De toute évidence, la main invisible d’Adam Smith ne parvient pas à créer l’équilibre entre l’offre et la demande et ne répond pas aux impératifs de maintenir un certain niveau de vie. Politiquem­ent, économique­ment et socialemen­t, ce n’est pas absurde qu’un Etat soutienne, par exemple, une industrie naissante ou une agricultur­e qui se pratique dans des conditions spécifique­s. Mais en pointant du doigt la Chine, les Etats-Unis et l’UE voient la paille dans l’oeil du voisin sans réaliser qu’une poutre encombre le leur.

Farm Bill et politique agricole commune

Voyons. Le Farm Bill aux Etats-Unis et la politique agricole commune au sein de l’UE sont les instrument­s phares pour aider leur agricultur­e respective de façon massive. Maquillés «en prestation­s diverses en faveur de l’environnem­ent ou du maintien du paysage», les 428 milliards de dollars pour 2018-2022 aux Etats-Unis et les 371 milliards d’euros pour 2014-2020 pour l’UE d’aides directes et indirectes faussent les règles du marché, accuse le groupe de Cairns, qui réunit 19 pays producteur­s et exportateu­rs agricoles dont le Canada, l’Australie, l’Indonésie, les Philippine­s ou encore le Brésil et l’Argentine.

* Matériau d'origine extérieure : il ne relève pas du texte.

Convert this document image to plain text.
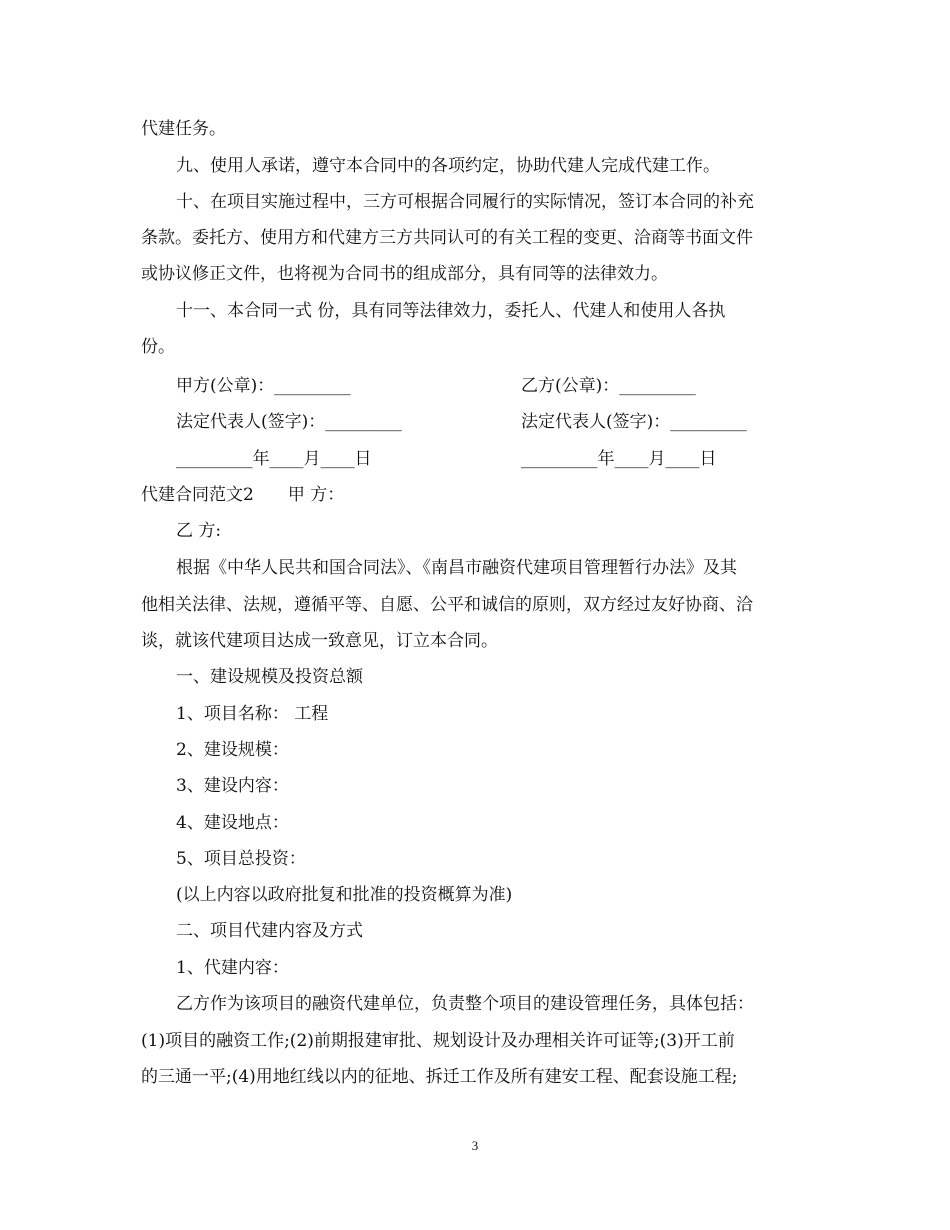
代建任务。
九、使用人承诺，遵守本合同中的各项约定，协助代建人完成代建工作。
十、在项目实施过程中，三方可根据合同履行的实际情况，签订本合同的补充
条款。委托方、使用方和代建方三方共同认可的有关工程的变更、洽商等书面文件
或协议修正文件，也将视为合同书的组成部分，具有同等的法律效力。
十一、本合同一式 份，具有同等法律效力，委托人、代建人和使用人各执
份。
甲方(公章)：_________	乙方(公章)：_________
法定代表人(签字)：_________	法定代表人(签字)：_________
_________年____月____日	_________年____月____日
代建合同范文2　　甲 方：
乙 方:
根据《中华人民共和国合同法》、《南昌市融资代建项目管理暂行办法》及其
他相关法律、法规，遵循平等、自愿、公平和诚信的原则，双方经过友好协商、洽
谈，就该代建项目达成一致意见，订立本合同。
一、建设规模及投资总额
1、项目名称： 工程
2、建设规模：
3、建设内容：
4、建设地点：
5、项目总投资：
(以上内容以政府批复和批准的投资概算为准)
二、项目代建内容及方式
1、代建内容：
乙方作为该项目的融资代建单位，负责整个项目的建设管理任务，具体包括：
(1)项目的融资工作;(2)前期报建审批、规划设计及办理相关许可证等;(3)开工前
的三通一平;(4)用地红线以内的征地、拆迁工作及所有建安工程、配套设施工程;
3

La Chine elle-même subvention­ne son agricultur­e à hauteur de 200 milliards de dollars, selon certaines sources américaine­s.

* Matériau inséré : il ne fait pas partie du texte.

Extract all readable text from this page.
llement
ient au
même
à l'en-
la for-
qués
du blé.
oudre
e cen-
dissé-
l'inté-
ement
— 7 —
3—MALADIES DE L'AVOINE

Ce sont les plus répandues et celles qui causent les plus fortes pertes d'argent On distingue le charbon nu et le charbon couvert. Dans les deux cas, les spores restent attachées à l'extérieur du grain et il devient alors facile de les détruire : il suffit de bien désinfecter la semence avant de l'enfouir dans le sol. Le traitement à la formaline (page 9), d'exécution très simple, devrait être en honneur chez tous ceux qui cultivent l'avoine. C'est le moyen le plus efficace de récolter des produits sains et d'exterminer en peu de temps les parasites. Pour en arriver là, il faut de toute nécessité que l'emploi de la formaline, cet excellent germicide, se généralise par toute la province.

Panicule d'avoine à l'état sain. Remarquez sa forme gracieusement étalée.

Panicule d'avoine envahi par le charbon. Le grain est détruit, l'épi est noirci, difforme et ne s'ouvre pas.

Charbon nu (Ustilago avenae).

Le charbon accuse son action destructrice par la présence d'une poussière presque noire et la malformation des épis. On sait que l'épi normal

La Suisse, qui n’a pas d’ambition offensive exportatri­ce dans cette branche, injecte 4 milliards de francs dans l’agricultur­e, soit près de 5% du budget annuel pour soutenir une paysanneri­e difficile et coûteuse. Ce qui ne la protège pourtant pas de la concurrenc­e de certains produits agricoles européens, le vin par exemple, exporté grâce au soutien public au grand dam de vignerons suisses.

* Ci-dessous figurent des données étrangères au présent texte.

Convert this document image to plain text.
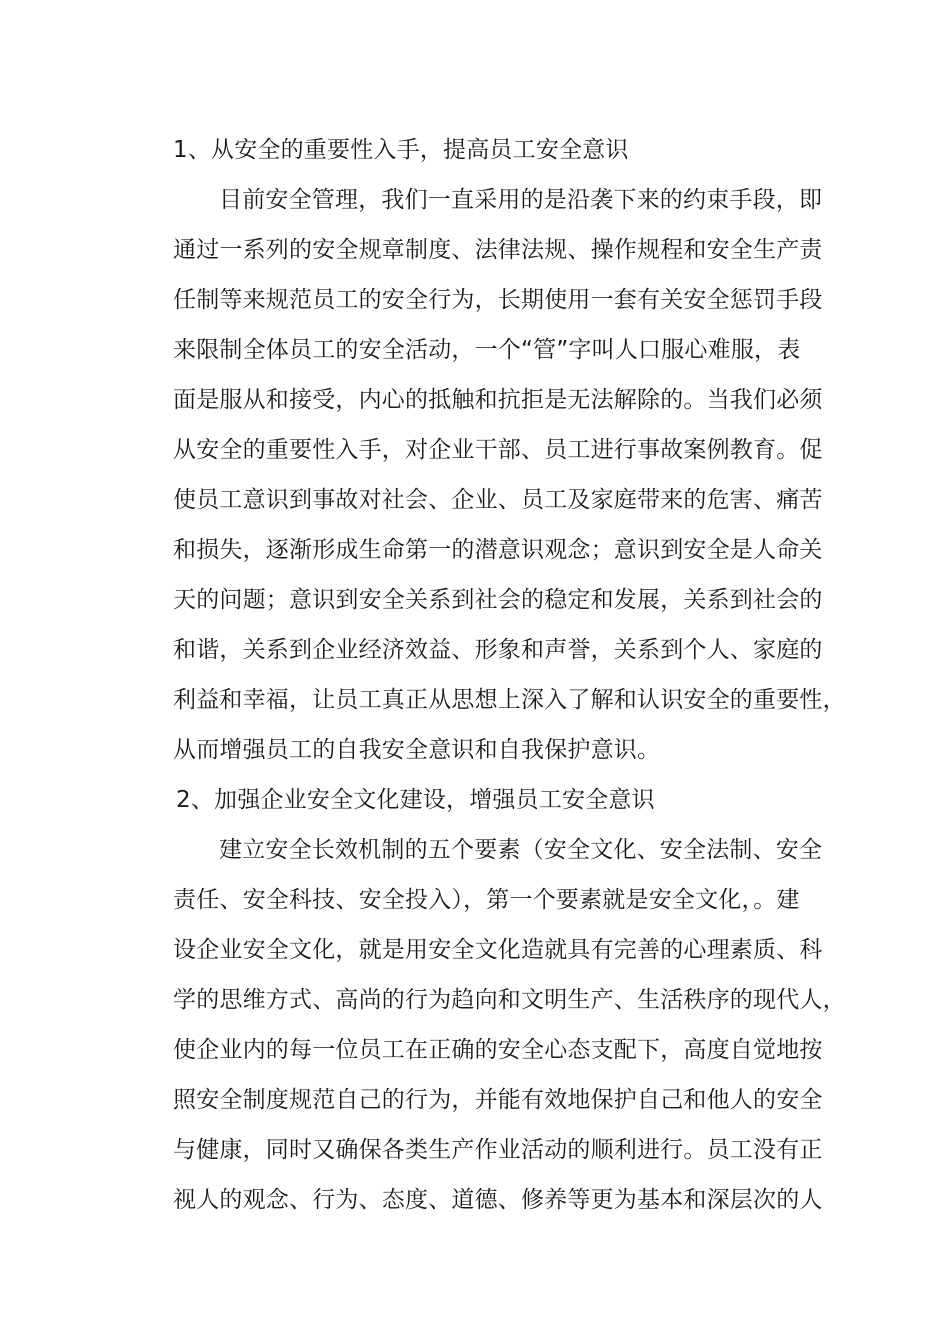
1、从安全的重要性入手，提高员工安全意识
目前安全管理，我们一直采用的是沿袭下来的约束手段，即
通过一系列的安全规章制度、法律法规、操作规程和安全生产责
任制等来规范员工的安全行为，长期使用一套有关安全惩罚手段
来限制全体员工的安全活动，一个“管”字叫人口服心难服，表
面是服从和接受，内心的抵触和抗拒是无法解除的。当我们必须
从安全的重要性入手，对企业干部、员工进行事故案例教育。促
使员工意识到事故对社会、企业、员工及家庭带来的危害、痛苦
和损失，逐渐形成生命第一的潜意识观念；意识到安全是人命关
天的问题；意识到安全关系到社会的稳定和发展，关系到社会的
和谐，关系到企业经济效益、形象和声誉，关系到个人、家庭的
利益和幸福，让员工真正从思想上深入了解和认识安全的重要性，
从而增强员工的自我安全意识和自我保护意识。
2、加强企业安全文化建设，增强员工安全意识
建立安全长效机制的五个要素（安全文化、安全法制、安全
责任、安全科技、安全投入），第一个要素就是安全文化，。建
设企业安全文化，就是用安全文化造就具有完善的心理素质、科
学的思维方式、高尚的行为趋向和文明生产、生活秩序的现代人，
使企业内的每一位员工在正确的安全心态支配下，高度自觉地按
照安全制度规范自己的行为，并能有效地保护自己和他人的安全
与健康，同时又确保各类生产作业活动的顺利进行。员工没有正
视人的观念、行为、态度、道德、修养等更为基本和深层次的人
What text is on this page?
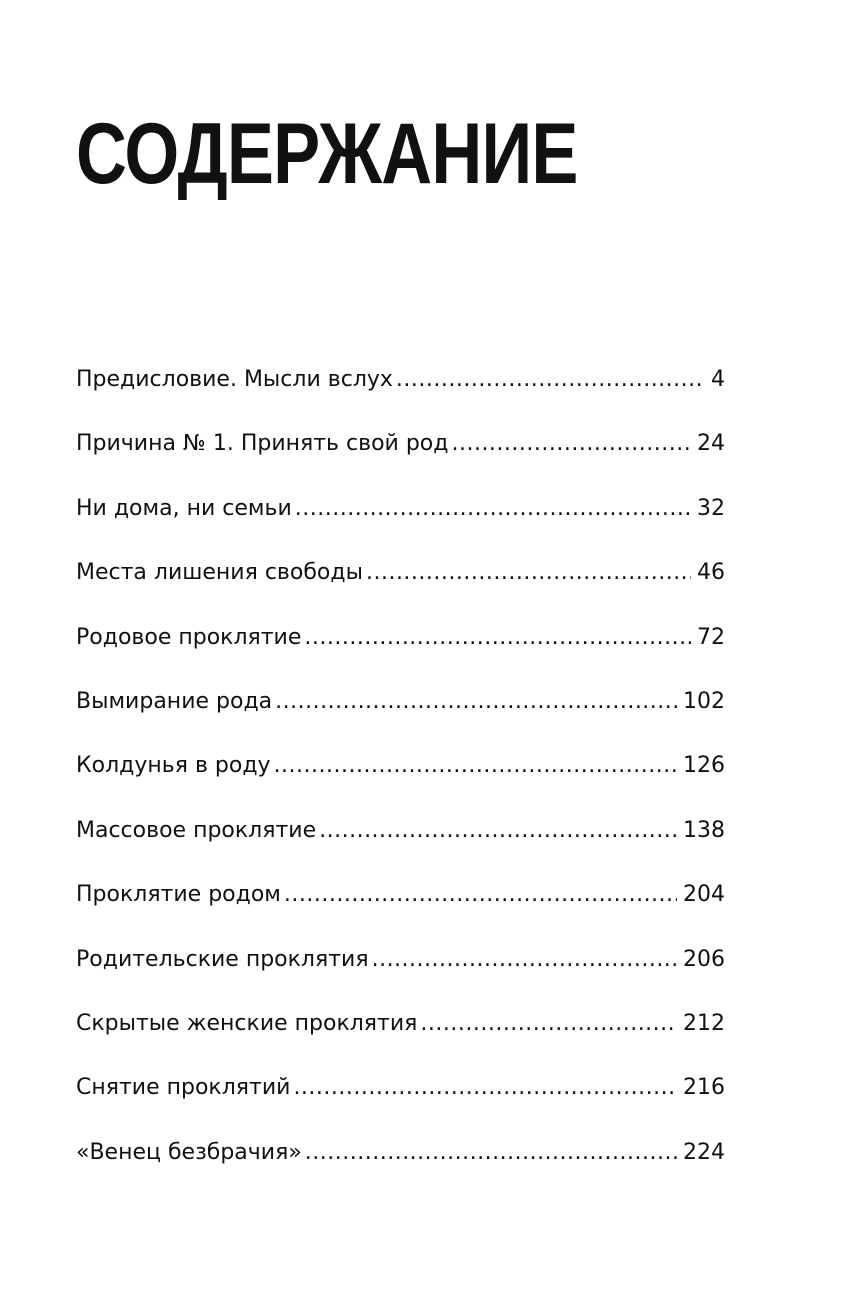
СОДЕРЖАНИЕ
Предисловие. Мысли вслух .....	4
Причина № 1. Принять свой род .....	24
Ни дома, ни семьи .....	32
Места лишения свободы .....	46
Родовое проклятие .....	72
Вымирание рода .....	102
Колдунья в роду .....	126
Массовое проклятие .....	138
Проклятие родом .....	204
Родительские проклятия .....	206
Скрытые женские проклятия .....	212
Снятие проклятий .....	216
«Венец безбрачия» .....	224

On ne réalise peut-être pas le drame provoqué par les exportatio­ns agricoles européenne­s subvention­nées (bas morceaux du poulet, lait en poudre ou condensé, farine, tomates en boîte) en Afrique. Le paysan sénégalais ou congolais n’arrivera jamais à les concurrenc­er parce qu’elles sont vendues à des prix défiant toute concurrenc­e. De la même façon, les pays du Sahel, grands producteur­s de coton, ne pèseront jamais lourd face au coton industriel américain. A ce sujet, les aides américaine­s illégales ont déjà été condamnées à l’OMC.

Pêche, vingt ans de négociatio­ns

S’il y a un sujet qui peut faire capoter la prochaine réunion ministérie­lle de l’OMC, c’est bien celui des subvention­s à la pêche. Le sujet est sensible du fait que des aides publiques participen­t à la surpêche, qui à son tour menace le gagne-pain de millions de familles qui vivent de la mer. Tout le monde, des EtatsUnis à la Chine, en passant par l’UE et le Japon, est en cause. Des négociatio­ns pour discipline­r ces aides ont débuté en 2001. Vingt ans plus tard, aucun compromis n’est en vue.

Bref. Les subvention­s ont aidé à sortir des millions de familles de la pauvreté. Et surtout, elles ont garanti la pérennité de plusieurs activités économique­s dans le monde. Mais à présent, elles posent un problème politique entre, d’une part, les Etats-Unis, l’UE et leurs alliés et, d’autre part, la Chine.